Stupid minion. To hear her squeal all about what she'd overheard and seen before I'd arrived was giving me a headache. That baby doll voice served her extremely well as an exotic dancer with a side job as a mindless sex slave with the human blood donors as an added bonus but I had thought she was faking it. My mistake. I would have ripped out her throat years ago but she did still bring home the bacon. And the liver and the sweetmeats. Ah ... what did she just say?

Good, they are leaving again. It's not like the God boy is hard to find. He doesn't realize how many he's burned over the years in his quest to kill us at all costs. It was so much sweeter of a kill knowing that his wife was Dew Drop. She had told me that much. But it wasn't really necessary because I'd already been told before we'd met. It was wonderful to make her feel like she was betraying her man as she reluctantly told me in between tortures sessions. It didn't save her anything. She didn't even get the last laugh because I now know they were watching. And the angst of the man was positively delightful. Wonder where they were heading after the Observatory? It's not like they can come back to the hotel anytime soon. Well, let me give a call and see if my insider can talk.

Once we all had various satchels over our shoulders, I still had my purse so I stuffed it inside the bag one of them had handed me. Then Nelson told us the game plan he somehow had already fully devised while washing his face and drinking more liquids. I wanted my rental car and clothes and life back and that didn't look likely to happen anytime soon.

"We need to get Michael Stockwell away from the crowd without anyone else being injured," was the first proclamation. It was a nice notion but somehow I was amused knowing perfectly well that the bad cop wasn't going to willingly go with us. I awaited further word from Nelson while keeping quiet.

"Harvey can put him in the cuffs once we get him subdued. And David will make sure we don't attract any notice." I resisted rolling my eyes at the men because they weren't exactly the type of men then went unnoticed. Michael wasn't going to like the welcoming committee in the least and he wasn't going to simply smile and walk up to us and let Harvey cuff him. Maybe I was being too cynical.

"Take your time talking with him, Alanna, see if he looks around or if someone lingers too close. He must have an accomplice." Nelson double-checked something on his cell phone. He clicked a text reply and nodded. All the men double-checked their phones, some answering text messages, others turning off their ring tones, which made sense if they wanted to surprise Michael.

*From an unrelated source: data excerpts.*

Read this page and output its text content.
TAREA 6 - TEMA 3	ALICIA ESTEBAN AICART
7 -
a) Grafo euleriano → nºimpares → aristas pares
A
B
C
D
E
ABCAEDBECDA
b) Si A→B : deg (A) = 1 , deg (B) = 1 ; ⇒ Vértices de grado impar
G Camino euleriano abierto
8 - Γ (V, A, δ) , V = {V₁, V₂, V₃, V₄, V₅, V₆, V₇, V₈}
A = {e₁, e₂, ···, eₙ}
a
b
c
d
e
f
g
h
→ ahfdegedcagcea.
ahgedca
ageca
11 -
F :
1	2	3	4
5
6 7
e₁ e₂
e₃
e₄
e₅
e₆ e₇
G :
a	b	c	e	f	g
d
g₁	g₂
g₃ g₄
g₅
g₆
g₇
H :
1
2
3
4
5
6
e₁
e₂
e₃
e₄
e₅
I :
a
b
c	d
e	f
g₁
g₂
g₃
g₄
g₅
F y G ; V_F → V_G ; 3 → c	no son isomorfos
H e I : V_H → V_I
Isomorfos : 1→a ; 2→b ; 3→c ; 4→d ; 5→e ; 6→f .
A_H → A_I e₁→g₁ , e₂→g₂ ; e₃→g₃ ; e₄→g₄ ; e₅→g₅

"Marge and Randa haven't left the house since you drove off." So Marge wasn't going to be Michael's back up. Good to know. I might have been forced to shoot her just for my own amusement. That brought me to another question.

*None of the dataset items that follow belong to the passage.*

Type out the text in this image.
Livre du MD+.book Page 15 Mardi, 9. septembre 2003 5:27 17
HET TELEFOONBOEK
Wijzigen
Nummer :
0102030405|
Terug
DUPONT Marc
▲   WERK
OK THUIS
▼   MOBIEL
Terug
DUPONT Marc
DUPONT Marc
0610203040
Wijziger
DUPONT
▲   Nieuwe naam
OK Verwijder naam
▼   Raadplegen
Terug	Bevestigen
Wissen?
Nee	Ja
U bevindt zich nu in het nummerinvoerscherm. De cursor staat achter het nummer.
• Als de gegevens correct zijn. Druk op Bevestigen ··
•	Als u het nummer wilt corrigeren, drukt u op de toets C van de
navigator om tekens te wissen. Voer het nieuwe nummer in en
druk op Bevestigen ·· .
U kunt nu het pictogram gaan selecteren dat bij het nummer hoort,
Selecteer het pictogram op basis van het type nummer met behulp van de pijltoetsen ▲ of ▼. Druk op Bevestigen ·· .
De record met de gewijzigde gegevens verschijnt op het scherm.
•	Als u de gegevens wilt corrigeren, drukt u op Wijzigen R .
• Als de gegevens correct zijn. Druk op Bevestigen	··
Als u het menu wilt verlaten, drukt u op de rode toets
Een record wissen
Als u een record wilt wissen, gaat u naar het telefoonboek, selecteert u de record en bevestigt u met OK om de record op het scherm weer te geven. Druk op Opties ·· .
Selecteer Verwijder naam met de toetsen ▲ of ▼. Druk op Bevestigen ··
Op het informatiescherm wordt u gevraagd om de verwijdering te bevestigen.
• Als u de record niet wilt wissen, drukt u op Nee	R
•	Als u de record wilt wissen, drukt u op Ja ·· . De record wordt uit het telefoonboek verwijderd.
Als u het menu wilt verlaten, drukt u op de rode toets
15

"So Marge and Randa, they can die?" I wasn't clear on what a vampire's minion could or couldn't do. I figured I better ask before I had to take a guess.

Nelson didn't answer to my surprise Harvey did, "They can die."

I waited for the rest. I could tell there was something being left unsaid. Nelson gave Harvey a nod and Harvey shifted.

He shifted differently from how Cooper had when he'd left the room. His shift was stronger and larger. Which was pretty intimidating given his size was already nearly broad enough to fill a doorway or two.

Slowly Harvey met my eyes and said, "Everything can be killed. Vampires, minions and as we all know humans." A nod from Nelson and a beat of heavy silence was the answer.

Nothing remarkable, but I was positive there was more coming. Everyone had grown even more markedly still and now they were watching us both closely. A lump formed in my throat. Harvey smiled an uncomfortably toothy smile. I distractedly wondered what tortured road aligned him with Nelson.